Die schönen Seiten des Berufs seien, wenn ein Zahnrad in ein anderes greift, die Teamarbeit immer perfekter werde, der Einsatz gelungen sei – "das ist dann 'richtig geil'", so Jaenke.

Seit 1. Juli ist das Luftrettungsteam nicht mehr am Schwenninger Klinikum stationiert, sondern am neuen Standort beim neuen Klinikum zwischen Villingen und Schwenningen. "Jetzt sind wir mit 2516 Fuß der höchste Luftrettungsstützpunkt in Deutschland", freute sich Frank Jaenke. Der alte Standort lag 2417 Fuß hoch. Die neue Luftrettungsstation, je zur Hälfte vom Roten Kreuz und von der DRF Luftrettung finanziert, erfüllt die neuesten gesetzlichen Voraussetzungen und bietet den drei Piloten, Rettungsassistenten und Notärzten einen modernen Arbeitsplatz.

Vier Ruheräume für Notärzte und Piloten stehen ebenso zu Verfügung wie optimale technische Bedingungen zur Wartung des Hubschraubers. Jetzt müsse Christoph 11 nicht mehr nach Baden-Baden, alles könne nun direkt am Standort VS erledigt werden. Es bestehen "optimale Bedingungen", so Corinna Götzmann. Anders als bislang ist der diensthabende Notarzt direkt in der Station und nicht mehr im Klinikum.

So präsent der Rettungshubschrauber Christoph 11 bei der Bevölkerung ist, so vage sei das Wissen darüber, wer bei den Einsätzen mitfliegt. Frank Jaenke hat eine einfache Erklärung: "Das, was draufsteht, ist auch drin." An Bord ist immer ein Notarzt, ein Rettungsassistent und der Pilot.

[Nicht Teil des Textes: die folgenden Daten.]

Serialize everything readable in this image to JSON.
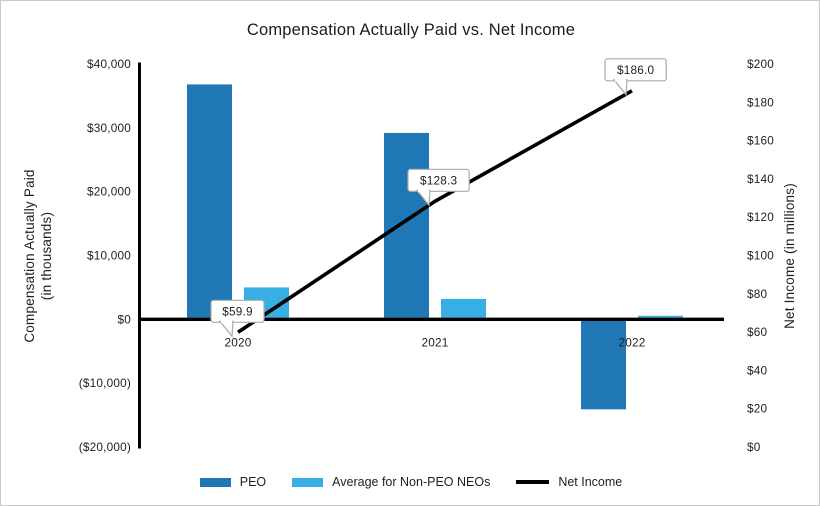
{
  "chart_data": {
    "type": "combo-bar-line",
    "title": "Compensation Actually Paid vs. Net Income",
    "categories": [
      "2020",
      "2021",
      "2022"
    ],
    "bar_series": [
      {
        "name": "PEO",
        "color": "#1F77B5",
        "axis": "left",
        "values": [
          36800,
          29200,
          -14100
        ]
      },
      {
        "name": "Average for Non-PEO NEOs",
        "color": "#38AFE4",
        "axis": "left",
        "values": [
          5000,
          3200,
          200
        ]
      }
    ],
    "line_series": {
      "name": "Net Income",
      "color": "#000000",
      "axis": "right",
      "values": [
        59.9,
        128.3,
        186.0
      ],
      "labels": [
        "$59.9",
        "$128.3",
        "$186.0"
      ]
    },
    "left_axis": {
      "label_line1": "Compensation Actually Paid",
      "label_line2": "(in thousands)",
      "range": [
        -20000,
        40000
      ],
      "tick_values": [
        40000,
        30000,
        20000,
        10000,
        0,
        -10000,
        -20000
      ],
      "ticks": [
        "$40,000",
        "$30,000",
        "$20,000",
        "$10,000",
        "$0",
        "($10,000)",
        "($20,000)"
      ]
    },
    "right_axis": {
      "label": "Net Income (in millions)",
      "range": [
        0,
        200
      ],
      "tick_values": [
        200,
        180,
        160,
        140,
        120,
        100,
        80,
        60,
        40,
        20,
        0
      ],
      "ticks": [
        "$200",
        "$180",
        "$160",
        "$140",
        "$120",
        "$100",
        "$80",
        "$60",
        "$40",
        "$20",
        "$0"
      ]
    },
    "grid": false,
    "legend_position": "bottom"
  }
}
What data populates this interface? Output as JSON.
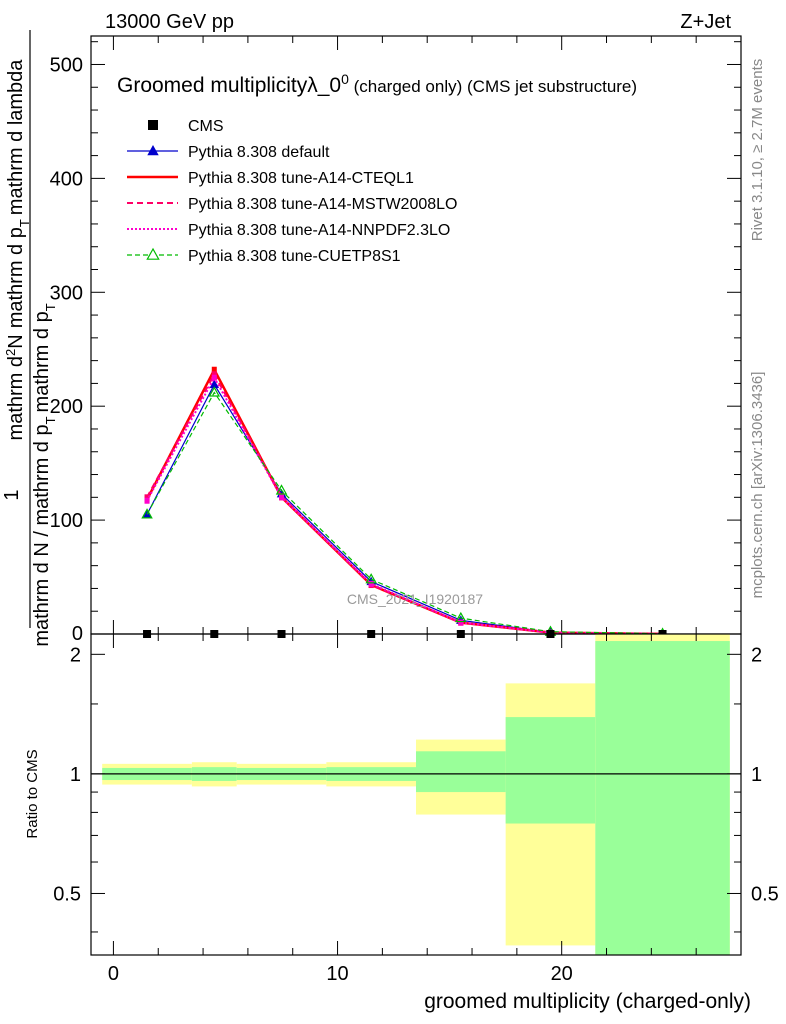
{
  "header": {
    "left": "13000 GeV pp",
    "right": "Z+Jet"
  },
  "side_labels": {
    "rivet": "Rivet 3.1.10, ≥ 2.7M events",
    "mcplots": "mcplots.cern.ch [arXiv:1306.3436]"
  },
  "chart_data": [
    {
      "type": "line",
      "title": "Groomed multiplicityλ_0",
      "title_superscript": "0",
      "title_suffix": " (charged only) (CMS jet substructure)",
      "watermark": "CMS_2021_I1920187",
      "ylabel_top": "1",
      "ylabel_sub": "T",
      "ylabel_num_main": "mathrm d",
      "ylabel_num_sup": "2",
      "ylabel_num_end": "N",
      "ylabel_den_a": "mathrm d N / mathrm d p",
      "ylabel_den_b": "mathrm d p",
      "ylabel_den_c": "mathrm d lambda",
      "xlim": [
        -1,
        28
      ],
      "ylim": [
        0,
        525
      ],
      "yticks": [
        100,
        200,
        300,
        400,
        500
      ],
      "yticks_minor_step": 20,
      "legend_position": "top-left",
      "x": [
        1.5,
        4.5,
        7.5,
        11.5,
        15.5,
        19.5,
        24.5
      ],
      "series": [
        {
          "name": "CMS",
          "style": "data",
          "color": "#000000",
          "values": [
            0,
            0,
            0,
            0,
            0,
            0,
            0
          ]
        },
        {
          "name": "Pythia 8.308 default",
          "style": "solid-triangle",
          "color": "#0000cc",
          "values": [
            105,
            219,
            123,
            46,
            12,
            1.5,
            0.2
          ]
        },
        {
          "name": "Pythia 8.308 tune-A14-CTEQL1",
          "style": "solid-thick",
          "color": "#ff0000",
          "values": [
            118,
            232,
            120,
            43,
            10,
            1.2,
            0.1
          ]
        },
        {
          "name": "Pythia 8.308 tune-A14-MSTW2008LO",
          "style": "dashed",
          "color": "#ff0066",
          "values": [
            120,
            228,
            121,
            43,
            10,
            1.2,
            0.1
          ]
        },
        {
          "name": "Pythia 8.308 tune-A14-NNPDF2.3LO",
          "style": "dotted",
          "color": "#ff00cc",
          "values": [
            117,
            225,
            120,
            44,
            10,
            1.2,
            0.1
          ]
        },
        {
          "name": "Pythia 8.308 tune-CUETP8S1",
          "style": "dashed-triangle-open",
          "color": "#00bb00",
          "values": [
            105,
            212,
            126,
            48,
            14,
            2.0,
            0.3
          ]
        }
      ]
    },
    {
      "type": "area",
      "ylabel": "Ratio to CMS",
      "xlabel": "groomed multiplicity (charged-only)",
      "xlim": [
        -1,
        28
      ],
      "ylim": [
        0.35,
        2.25
      ],
      "xticks": [
        0,
        10,
        20
      ],
      "xticks_minor_step": 2,
      "yticks": [
        0.5,
        1,
        2
      ],
      "yticks_minor": [
        0.4,
        0.6,
        0.7,
        0.8,
        0.9,
        1.5
      ],
      "reference_line": 1,
      "bins": [
        {
          "lo": -0.5,
          "hi": 3.5,
          "yellow": [
            0.94,
            1.06
          ],
          "green": [
            0.965,
            1.035
          ]
        },
        {
          "lo": 3.5,
          "hi": 5.5,
          "yellow": [
            0.93,
            1.07
          ],
          "green": [
            0.96,
            1.04
          ]
        },
        {
          "lo": 5.5,
          "hi": 9.5,
          "yellow": [
            0.94,
            1.06
          ],
          "green": [
            0.965,
            1.035
          ]
        },
        {
          "lo": 9.5,
          "hi": 13.5,
          "yellow": [
            0.93,
            1.07
          ],
          "green": [
            0.96,
            1.04
          ]
        },
        {
          "lo": 13.5,
          "hi": 17.5,
          "yellow": [
            0.79,
            1.22
          ],
          "green": [
            0.9,
            1.14
          ]
        },
        {
          "lo": 17.5,
          "hi": 21.5,
          "yellow": [
            0.37,
            1.69
          ],
          "green": [
            0.75,
            1.39
          ]
        },
        {
          "lo": 21.5,
          "hi": 27.5,
          "yellow": [
            0.35,
            2.25
          ],
          "green": [
            0.35,
            2.16
          ]
        }
      ],
      "colors": {
        "yellow": "#ffff99",
        "green": "#99ff99"
      }
    }
  ]
}
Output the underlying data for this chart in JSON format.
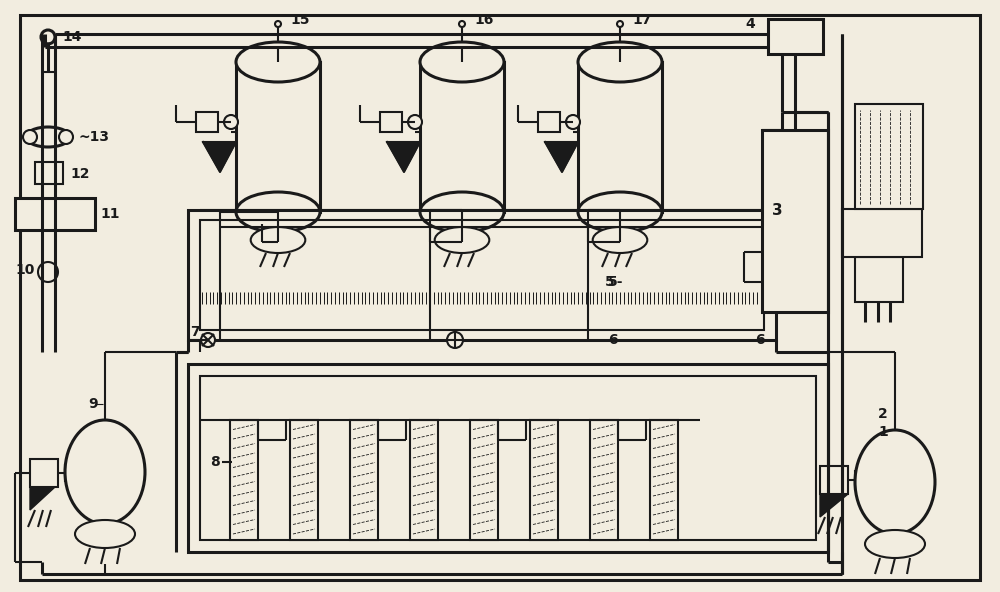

Seite 2: Die DRF-Luftrettung

Die DRF-Luftrettung blickt in diesem Jahr auf ihre 40-jährige Einsatztätigkeit zurück: Im März 1973 startete der erste Hubschrauber von Stuttgart aus, um bei einem Verkehrsunfall schnelle medizinische Hilfe zu bringen. Heute setzt die DRF Luftrettung an 31 Stationen in Deutschland, Österreich und Dänemark Hubschrauber für die Notfallrettung und für dringende Transporte von Intensivpatienten zwischen Kliniken ein, an acht Stationen sogar rund um die Uhr. Darüber hinaus setzt die Luftrettung Ambulanzflugzeuge für die weltweite Rückholung von Patienten ein. In den vergangenen 40 Jahren hat sie mehr als 700.000 Rettungseinsätze geleistet. Zur Finanzierung ihrer Arbeit ist die gemeinnützig tätige Organisation auf Förderer und Spender angewiesen.